Ludvig Christian Brinck-Seidelin (20 December 1787 – 14 July 1865) was a Danish civil servant, landowner and politician. He was a member of the 1848 Danish Constituent Assembly.

==Early life and education==
Brinck-Seidelin was born on 20 December 1787 in Eriksholm, the son and only child of judge Hans de Brinck-Seidelin (1750–1831) and Mariane Magdalene Eichel Bartholin (1752–1800). His paternal grand father was Hans Diderik Brinck-Seidelin who had died back in March that same year. Brinck-Seidelin's father was the owner of Eriksholm and Holbæk Ladegård.

Brinck-Seidelin attended Schouboe's Institute and graduated in law from the University of Copenhagen in 1812.

==Career in North Jutland, 1815–1845==
Brinck-Seidelin worked in the Treasury (Rentekammeret) from 1813 and was two years later appointed as county manager (amtsforvalter) of Hjørring County in North Jutland. His establishment of public book collections in 1837 contributed to his popularity among the local population.

He published several works on agricultural economics, including Var det gavnligt, om Forpagtningstiden af Bondejord var overladt til Contrahenternes Tykke? and om Bøndergaardenes Størrelse var uindskrænket? (1816). His Hjørring Amt was the fourth volume in a series of publications about Danish counties published by Landhusholdningsselskabet. It reflects his interest in the social conditions of the rural population. Selskabet for trykkefrihedens rette bru published his Populair Fremstilling af det danske Skatte- og Afgiftsvæsen in 1840. He also contributed with articles to many of the leading newspapers and magazines of the time.

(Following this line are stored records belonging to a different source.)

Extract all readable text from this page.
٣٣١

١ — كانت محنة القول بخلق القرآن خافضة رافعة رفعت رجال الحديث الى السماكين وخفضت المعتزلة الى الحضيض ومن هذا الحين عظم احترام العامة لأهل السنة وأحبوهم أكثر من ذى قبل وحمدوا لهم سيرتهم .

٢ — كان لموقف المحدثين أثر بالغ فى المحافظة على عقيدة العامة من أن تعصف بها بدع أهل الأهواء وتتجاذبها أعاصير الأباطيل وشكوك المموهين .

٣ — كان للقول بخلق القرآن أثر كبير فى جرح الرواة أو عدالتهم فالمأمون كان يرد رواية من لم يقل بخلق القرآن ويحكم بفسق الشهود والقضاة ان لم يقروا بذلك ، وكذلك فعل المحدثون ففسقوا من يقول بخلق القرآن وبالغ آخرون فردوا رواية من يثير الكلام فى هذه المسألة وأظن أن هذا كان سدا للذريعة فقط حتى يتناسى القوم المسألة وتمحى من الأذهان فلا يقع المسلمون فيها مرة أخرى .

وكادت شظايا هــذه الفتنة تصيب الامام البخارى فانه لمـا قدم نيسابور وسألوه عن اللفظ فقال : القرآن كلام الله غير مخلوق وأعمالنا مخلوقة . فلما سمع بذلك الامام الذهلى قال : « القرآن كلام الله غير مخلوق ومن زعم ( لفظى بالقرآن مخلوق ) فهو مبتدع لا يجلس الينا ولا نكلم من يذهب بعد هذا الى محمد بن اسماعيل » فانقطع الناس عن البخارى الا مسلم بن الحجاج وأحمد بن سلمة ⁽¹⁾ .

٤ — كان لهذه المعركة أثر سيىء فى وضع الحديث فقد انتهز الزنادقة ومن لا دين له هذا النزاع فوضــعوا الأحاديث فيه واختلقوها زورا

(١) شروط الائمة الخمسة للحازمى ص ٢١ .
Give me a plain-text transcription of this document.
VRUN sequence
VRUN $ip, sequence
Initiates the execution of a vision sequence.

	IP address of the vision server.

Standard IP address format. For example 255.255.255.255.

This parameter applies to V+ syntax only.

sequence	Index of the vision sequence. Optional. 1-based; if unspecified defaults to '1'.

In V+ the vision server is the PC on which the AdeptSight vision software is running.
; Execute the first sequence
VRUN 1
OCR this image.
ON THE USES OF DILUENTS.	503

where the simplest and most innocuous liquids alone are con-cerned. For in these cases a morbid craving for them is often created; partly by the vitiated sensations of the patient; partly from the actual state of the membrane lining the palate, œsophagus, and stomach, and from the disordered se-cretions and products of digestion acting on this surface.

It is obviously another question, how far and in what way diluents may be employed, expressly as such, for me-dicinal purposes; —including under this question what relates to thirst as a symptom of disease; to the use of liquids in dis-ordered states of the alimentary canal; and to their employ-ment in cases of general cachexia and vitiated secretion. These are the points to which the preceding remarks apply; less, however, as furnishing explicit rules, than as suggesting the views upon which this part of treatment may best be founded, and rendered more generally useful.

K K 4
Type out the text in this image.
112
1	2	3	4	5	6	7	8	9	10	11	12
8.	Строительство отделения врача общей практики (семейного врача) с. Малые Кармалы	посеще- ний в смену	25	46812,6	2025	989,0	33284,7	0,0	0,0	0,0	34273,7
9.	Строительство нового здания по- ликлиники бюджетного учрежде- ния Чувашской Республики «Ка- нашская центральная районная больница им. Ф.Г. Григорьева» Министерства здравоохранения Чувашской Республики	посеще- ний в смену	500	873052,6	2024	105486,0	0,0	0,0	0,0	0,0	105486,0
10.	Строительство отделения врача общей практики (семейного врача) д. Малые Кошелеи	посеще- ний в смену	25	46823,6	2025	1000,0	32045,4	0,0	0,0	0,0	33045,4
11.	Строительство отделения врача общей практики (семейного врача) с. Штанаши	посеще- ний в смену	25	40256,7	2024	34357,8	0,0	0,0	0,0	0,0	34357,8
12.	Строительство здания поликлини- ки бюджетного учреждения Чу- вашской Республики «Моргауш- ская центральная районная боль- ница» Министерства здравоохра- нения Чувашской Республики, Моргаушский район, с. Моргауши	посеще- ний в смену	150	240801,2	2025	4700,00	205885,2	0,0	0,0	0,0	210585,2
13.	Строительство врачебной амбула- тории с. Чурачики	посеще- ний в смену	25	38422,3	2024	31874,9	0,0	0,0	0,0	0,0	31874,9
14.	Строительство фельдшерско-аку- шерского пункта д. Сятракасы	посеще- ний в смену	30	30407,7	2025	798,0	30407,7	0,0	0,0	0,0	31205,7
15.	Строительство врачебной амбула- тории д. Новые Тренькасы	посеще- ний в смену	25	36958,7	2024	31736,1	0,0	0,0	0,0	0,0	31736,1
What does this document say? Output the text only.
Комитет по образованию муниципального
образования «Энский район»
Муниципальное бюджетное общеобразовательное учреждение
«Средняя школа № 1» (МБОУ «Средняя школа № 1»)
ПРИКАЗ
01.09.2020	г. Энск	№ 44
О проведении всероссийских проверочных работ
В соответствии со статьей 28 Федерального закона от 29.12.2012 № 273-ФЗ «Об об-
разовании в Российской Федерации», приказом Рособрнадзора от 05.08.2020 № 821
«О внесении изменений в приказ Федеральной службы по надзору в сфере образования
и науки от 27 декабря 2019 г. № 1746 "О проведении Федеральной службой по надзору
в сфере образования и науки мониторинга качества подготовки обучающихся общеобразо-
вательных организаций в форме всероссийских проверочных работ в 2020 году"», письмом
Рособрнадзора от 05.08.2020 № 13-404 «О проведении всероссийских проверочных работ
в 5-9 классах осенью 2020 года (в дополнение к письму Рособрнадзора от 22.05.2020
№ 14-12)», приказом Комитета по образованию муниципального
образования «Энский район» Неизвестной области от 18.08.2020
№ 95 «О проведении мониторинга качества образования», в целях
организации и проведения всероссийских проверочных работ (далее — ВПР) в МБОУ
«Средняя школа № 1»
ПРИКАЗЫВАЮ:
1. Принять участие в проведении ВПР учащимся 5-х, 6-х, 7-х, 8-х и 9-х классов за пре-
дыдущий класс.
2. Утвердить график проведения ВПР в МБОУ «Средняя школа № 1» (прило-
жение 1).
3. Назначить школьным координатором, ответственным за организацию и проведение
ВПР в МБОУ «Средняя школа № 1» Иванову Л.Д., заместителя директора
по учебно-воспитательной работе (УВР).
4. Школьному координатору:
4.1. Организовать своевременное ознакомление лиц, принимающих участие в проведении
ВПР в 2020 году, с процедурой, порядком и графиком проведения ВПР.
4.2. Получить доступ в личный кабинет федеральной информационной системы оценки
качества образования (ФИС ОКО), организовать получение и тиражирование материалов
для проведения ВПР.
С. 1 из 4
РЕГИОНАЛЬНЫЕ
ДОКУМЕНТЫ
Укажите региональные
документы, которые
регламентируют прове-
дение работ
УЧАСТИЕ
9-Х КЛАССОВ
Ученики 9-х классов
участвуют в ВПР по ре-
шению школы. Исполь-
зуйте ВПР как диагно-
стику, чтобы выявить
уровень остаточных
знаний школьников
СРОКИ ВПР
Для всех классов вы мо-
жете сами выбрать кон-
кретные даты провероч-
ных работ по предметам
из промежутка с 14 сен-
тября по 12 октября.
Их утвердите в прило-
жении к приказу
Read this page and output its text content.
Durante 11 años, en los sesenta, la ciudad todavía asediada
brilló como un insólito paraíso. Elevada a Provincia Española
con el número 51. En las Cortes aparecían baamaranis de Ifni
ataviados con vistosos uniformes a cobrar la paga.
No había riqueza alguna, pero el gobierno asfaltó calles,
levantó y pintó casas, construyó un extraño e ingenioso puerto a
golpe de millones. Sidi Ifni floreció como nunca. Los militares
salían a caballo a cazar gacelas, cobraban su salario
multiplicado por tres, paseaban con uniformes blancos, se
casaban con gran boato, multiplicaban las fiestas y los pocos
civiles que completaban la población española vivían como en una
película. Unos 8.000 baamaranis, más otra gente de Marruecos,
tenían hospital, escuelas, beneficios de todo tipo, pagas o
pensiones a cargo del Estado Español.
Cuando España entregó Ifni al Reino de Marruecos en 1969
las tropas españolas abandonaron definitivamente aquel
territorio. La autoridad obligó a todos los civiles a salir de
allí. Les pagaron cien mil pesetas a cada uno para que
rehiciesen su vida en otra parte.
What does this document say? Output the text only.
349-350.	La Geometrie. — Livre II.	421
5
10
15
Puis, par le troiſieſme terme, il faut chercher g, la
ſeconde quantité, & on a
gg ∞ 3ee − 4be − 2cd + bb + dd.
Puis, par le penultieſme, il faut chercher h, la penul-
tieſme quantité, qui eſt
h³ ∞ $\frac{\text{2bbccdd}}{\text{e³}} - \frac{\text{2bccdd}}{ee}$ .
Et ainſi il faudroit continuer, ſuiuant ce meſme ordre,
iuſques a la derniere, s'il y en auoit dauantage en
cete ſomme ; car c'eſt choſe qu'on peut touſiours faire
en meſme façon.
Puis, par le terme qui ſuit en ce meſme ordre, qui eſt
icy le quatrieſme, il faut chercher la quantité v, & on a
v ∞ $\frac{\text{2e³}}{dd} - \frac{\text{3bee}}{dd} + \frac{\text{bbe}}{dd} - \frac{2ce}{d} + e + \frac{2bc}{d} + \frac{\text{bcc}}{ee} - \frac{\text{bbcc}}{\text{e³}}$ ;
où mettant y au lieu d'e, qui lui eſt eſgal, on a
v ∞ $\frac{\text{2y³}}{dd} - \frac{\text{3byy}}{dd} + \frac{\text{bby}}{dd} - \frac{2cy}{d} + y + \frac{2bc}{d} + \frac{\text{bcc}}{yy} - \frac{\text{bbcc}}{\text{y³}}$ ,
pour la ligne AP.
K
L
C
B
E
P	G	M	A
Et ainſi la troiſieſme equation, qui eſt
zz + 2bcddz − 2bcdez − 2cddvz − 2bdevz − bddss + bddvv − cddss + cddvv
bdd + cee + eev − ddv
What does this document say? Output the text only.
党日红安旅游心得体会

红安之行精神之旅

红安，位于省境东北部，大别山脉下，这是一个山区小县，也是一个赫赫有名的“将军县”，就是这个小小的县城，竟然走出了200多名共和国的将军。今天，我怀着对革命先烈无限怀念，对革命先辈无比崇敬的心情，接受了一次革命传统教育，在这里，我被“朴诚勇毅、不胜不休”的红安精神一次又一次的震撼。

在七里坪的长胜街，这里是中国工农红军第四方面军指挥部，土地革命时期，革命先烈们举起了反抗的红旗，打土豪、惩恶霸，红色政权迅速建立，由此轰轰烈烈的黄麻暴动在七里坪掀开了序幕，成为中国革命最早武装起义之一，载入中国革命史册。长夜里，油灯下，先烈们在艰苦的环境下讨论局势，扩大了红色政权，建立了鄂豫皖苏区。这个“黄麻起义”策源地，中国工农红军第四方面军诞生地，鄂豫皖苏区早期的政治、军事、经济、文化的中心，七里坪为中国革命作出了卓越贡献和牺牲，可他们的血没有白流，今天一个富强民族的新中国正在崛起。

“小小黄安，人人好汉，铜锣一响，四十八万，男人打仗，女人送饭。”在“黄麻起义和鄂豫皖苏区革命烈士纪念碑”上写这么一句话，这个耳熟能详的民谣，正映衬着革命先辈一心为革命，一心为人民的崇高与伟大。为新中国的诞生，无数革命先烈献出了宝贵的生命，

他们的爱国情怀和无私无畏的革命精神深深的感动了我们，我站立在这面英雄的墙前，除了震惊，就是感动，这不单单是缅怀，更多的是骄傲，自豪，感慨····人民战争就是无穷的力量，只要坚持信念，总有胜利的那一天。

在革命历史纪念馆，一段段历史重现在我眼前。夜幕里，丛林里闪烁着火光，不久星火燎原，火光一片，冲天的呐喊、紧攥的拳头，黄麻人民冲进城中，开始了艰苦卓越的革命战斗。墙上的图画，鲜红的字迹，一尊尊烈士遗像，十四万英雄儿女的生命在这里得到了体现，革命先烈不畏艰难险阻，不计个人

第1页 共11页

==Career in Copenhagen, 1845–62==
Brinck-Seidelin left Hjørring in 1845 when he was appointed as decisor-general and head of the Treasury's accounting department. He was appointed as head of the audit department in 1860 and stayed in the position until his retirement in 1862.

==Politics==
Brinck-Seidelin was one of the "enlightened men" who, in 1832, was tasked with preparing the planned Consultant Provincial Assembly. In 1834, he was elected as a member of Viborg Provincial Assembly in Aalborg. He belonged to the liberal party and was one of the more influential delegates. In 1838, he was an advocate of full eligibility of Jews. In 1840, he presented a petition in which Aalborg called for a free constitution and he was also the principal writer of the Provincial Assembly's petition to the king in 1848. In 1848, he was elected for the Danish Constituent Assembly in Hjørring County's 5 Constituency (Vrejlev). He was an active member but did not continue his political career as a landsting candidate.

Brinck-Seidelin was a board member of Selskabet til trykkefrihedens rette brug (Society for the Proper Use of the Free Press) and served as its president in 1848–50.

==Property==
Brinck-Seidelin acquired Aggersborggård in 1838 but sold it again in 1846. He succeeded his father as holder of the Brinck-Seidelinske Fideikommis in 1831 but his father had sold Holbæk Ladegård in 1809 and Eriksholm in 1824 and the Brinck-Seidelinske Fideikommis had therefore been converted into capital.

==Personal life==
Brinck-Seidelin married Maria Elisabeth Krag (1790–1874), a daughter of Schimmelmannøs servant Johan Krag (died 1802) and Anne Kirstine Hansdatter (died 1808 or later), on 30 December 1815.

==Honors==
- Knight of the Dannebrog, 1840
- Dannebrogsmand, 1847
- Commander of the Dannebrog, 1856
- Grand Cross of the Dannebrog, 1862.